⑬ Interdiction des lâchers et des élevages d’animaux destinés aux lâchers de
tirs, à l’origine de nombreux déséquilibres parmi la biodiversité, et donnant aux
chasseurs/ piégeurs un prétexte pour justifier la « régulation ».
Oui
Cette question rejoint celle de l’agrainage. Ma position est donc similaire, je
suis contre.
⑭ Instaurer l’obligation d’un contrôle médical régulier de tous les chasseurs,
portant notamment sur l’alcoolémie et la vision, avec instauration d’un permis
à points
Oui
Le permis de chasse est aujourd’hui beaucoup mieux encadré même si je
souhaiterais qu’il ne soit pas attribué à vie, mais renouvelé régulièrement après
tests de tir et d’évaluation des distances notamment. L’instauration d’un permis
à point peut-être une piste envisageable. Quand à l’alcoolémie, c’est lors des
contrôles sur le terrain qu’il faut l’évaluer. En dehors, cela reste difficile. C’est
une question de sécurité publique pour les chasseurs eux-mêmes, et pour nos
concitoyens.
⑮ En cas d’homicide, sanction immédiate : suppression à vie du permis de
chasse et confiscation des armes, interdiction à vie de participer à une action de
chasse
Oui
Nous ne pouvons pas nous permettre d’être laxistes en matière d’armes. En cas
d’homicide par arme à feu, je suis partisan de la suppression à vie du permis de
chasse. Nos forêts doivent être sûres et pratiquées par des chasseurs
responsables, il en va de la sécurité de tous.

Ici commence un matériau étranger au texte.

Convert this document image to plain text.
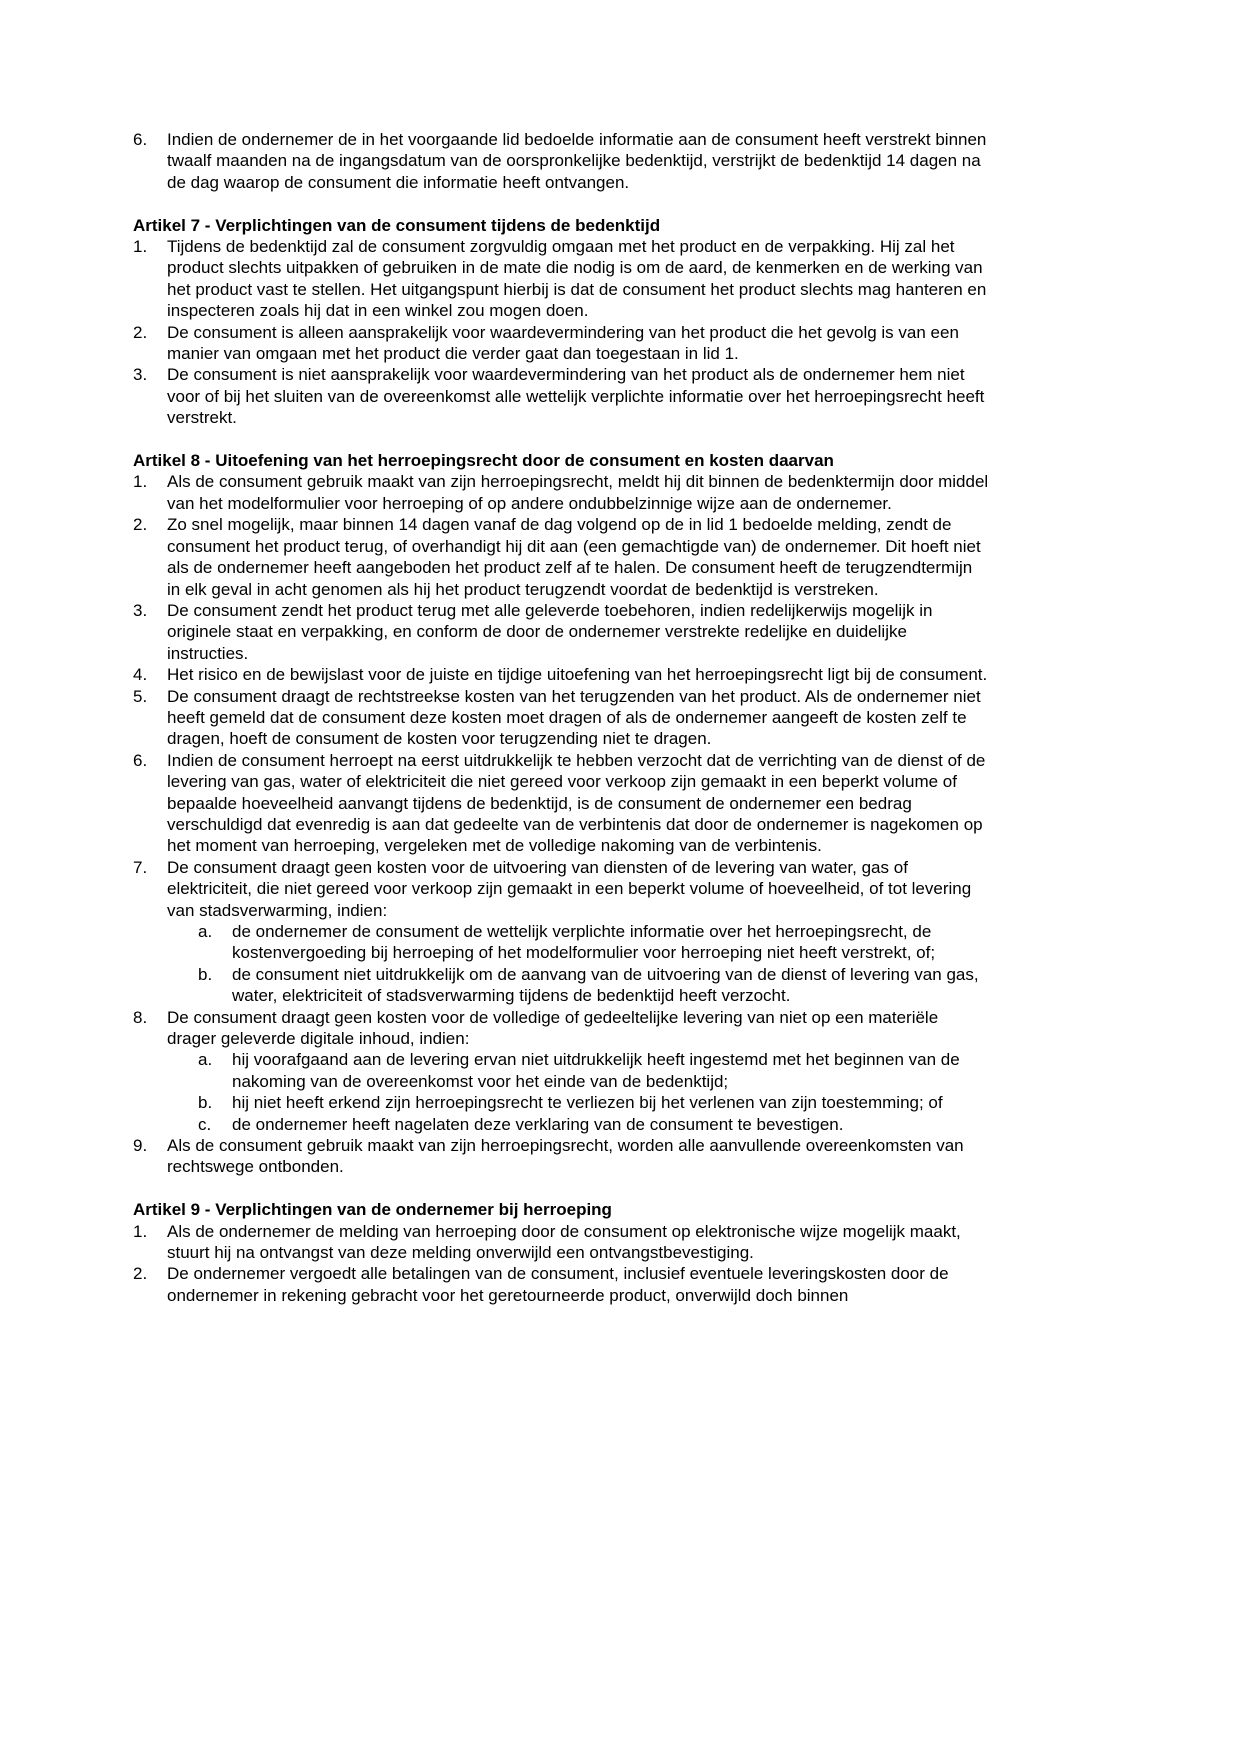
6.	Indien de ondernemer de in het voorgaande lid bedoelde informatie aan de consument heeft verstrekt binnen twaalf maanden na de ingangsdatum van de oorspronkelijke bedenktijd, verstrijkt de bedenktijd 14 dagen na de dag waarop de consument die informatie heeft ontvangen.
Artikel 7 - Verplichtingen van de consument tijdens de bedenktijd
1.	Tijdens de bedenktijd zal de consument zorgvuldig omgaan met het product en de verpakking. Hij zal het product slechts uitpakken of gebruiken in de mate die nodig is om de aard, de kenmerken en de werking van het product vast te stellen. Het uitgangspunt hierbij is dat de consument het product slechts mag hanteren en inspecteren zoals hij dat in een winkel zou mogen doen.
2.	De consument is alleen aansprakelijk voor waardevermindering van het product die het gevolg is van een manier van omgaan met het product die verder gaat dan toegestaan in lid 1.
3.	De consument is niet aansprakelijk voor waardevermindering van het product als de ondernemer hem niet voor of bij het sluiten van de overeenkomst alle wettelijk verplichte informatie over het herroepingsrecht heeft verstrekt.
Artikel 8 - Uitoefening van het herroepingsrecht door de consument en kosten daarvan
1.	Als de consument gebruik maakt van zijn herroepingsrecht, meldt hij dit binnen de bedenktermijn door middel van het modelformulier voor herroeping of op andere ondubbelzinnige wijze aan de ondernemer.
2.	Zo snel mogelijk, maar binnen 14 dagen vanaf de dag volgend op de in lid 1 bedoelde melding, zendt de consument het product terug, of overhandigt hij dit aan (een gemachtigde van) de ondernemer. Dit hoeft niet als de ondernemer heeft aangeboden het product zelf af te halen. De consument heeft de terugzendtermijn in elk geval in acht genomen als hij het product terugzendt voordat de bedenktijd is verstreken.
3.	De consument zendt het product terug met alle geleverde toebehoren, indien redelijkerwijs mogelijk in originele staat en verpakking, en conform de door de ondernemer verstrekte redelijke en duidelijke instructies.
4.	Het risico en de bewijslast voor de juiste en tijdige uitoefening van het herroepingsrecht ligt bij de consument.
5.	De consument draagt de rechtstreekse kosten van het terugzenden van het product. Als de ondernemer niet heeft gemeld dat de consument deze kosten moet dragen of als de ondernemer aangeeft de kosten zelf te dragen, hoeft de consument de kosten voor terugzending niet te dragen.
6.	Indien de consument herroept na eerst uitdrukkelijk te hebben verzocht dat de verrichting van de dienst of de levering van gas, water of elektriciteit die niet gereed voor verkoop zijn gemaakt in een beperkt volume of bepaalde hoeveelheid aanvangt tijdens de bedenktijd, is de consument de ondernemer een bedrag verschuldigd dat evenredig is aan dat gedeelte van de verbintenis dat door de ondernemer is nagekomen op het moment van herroeping, vergeleken met de volledige nakoming van de verbintenis.
7.	De consument draagt geen kosten voor de uitvoering van diensten of de levering van water, gas of elektriciteit, die niet gereed voor verkoop zijn gemaakt in een beperkt volume of hoeveelheid, of tot levering van stadsverwarming, indien:
a.	de ondernemer de consument de wettelijk verplichte informatie over het herroepingsrecht, de kostenvergoeding bij herroeping of het modelformulier voor herroeping niet heeft verstrekt, of;
b.	de consument niet uitdrukkelijk om de aanvang van de uitvoering van de dienst of levering van gas, water, elektriciteit of stadsverwarming tijdens de bedenktijd heeft verzocht.
8.	De consument draagt geen kosten voor de volledige of gedeeltelijke levering van niet op een materiële drager geleverde digitale inhoud, indien:
a.	hij voorafgaand aan de levering ervan niet uitdrukkelijk heeft ingestemd met het beginnen van de nakoming van de overeenkomst voor het einde van de bedenktijd;
b.	hij niet heeft erkend zijn herroepingsrecht te verliezen bij het verlenen van zijn toestemming; of
c.	de ondernemer heeft nagelaten deze verklaring van de consument te bevestigen.
9.	Als de consument gebruik maakt van zijn herroepingsrecht, worden alle aanvullende overeenkomsten van rechtswege ontbonden.
Artikel 9 - Verplichtingen van de ondernemer bij herroeping
1.	Als de ondernemer de melding van herroeping door de consument op elektronische wijze mogelijk maakt, stuurt hij na ontvangst van deze melding onverwijld een ontvangstbevestiging.
2.	De ondernemer vergoedt alle betalingen van de consument, inclusief eventuele leveringskosten door de ondernemer in rekening gebracht voor het geretourneerde product, onverwijld doch binnen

⑯ Mise en place d’une cartographie des périmètres de sécurité excluant tout
acte de chasse à proximité des habitations et lieux publics ; cartographie
largement publiée notamment dans les organes de communication du
ministère de l’écologie.
Oui
Je suis pour la transparence en règle générale. Cette cartographie devrait être
accessible à tous. Certaines mesures de sécurité existent déjà pour les
chasseurs quand ils sont à proximité d’habitations. Il faut à mon sens travailler
à un partage sécurisé et équitable de la nature entre tous.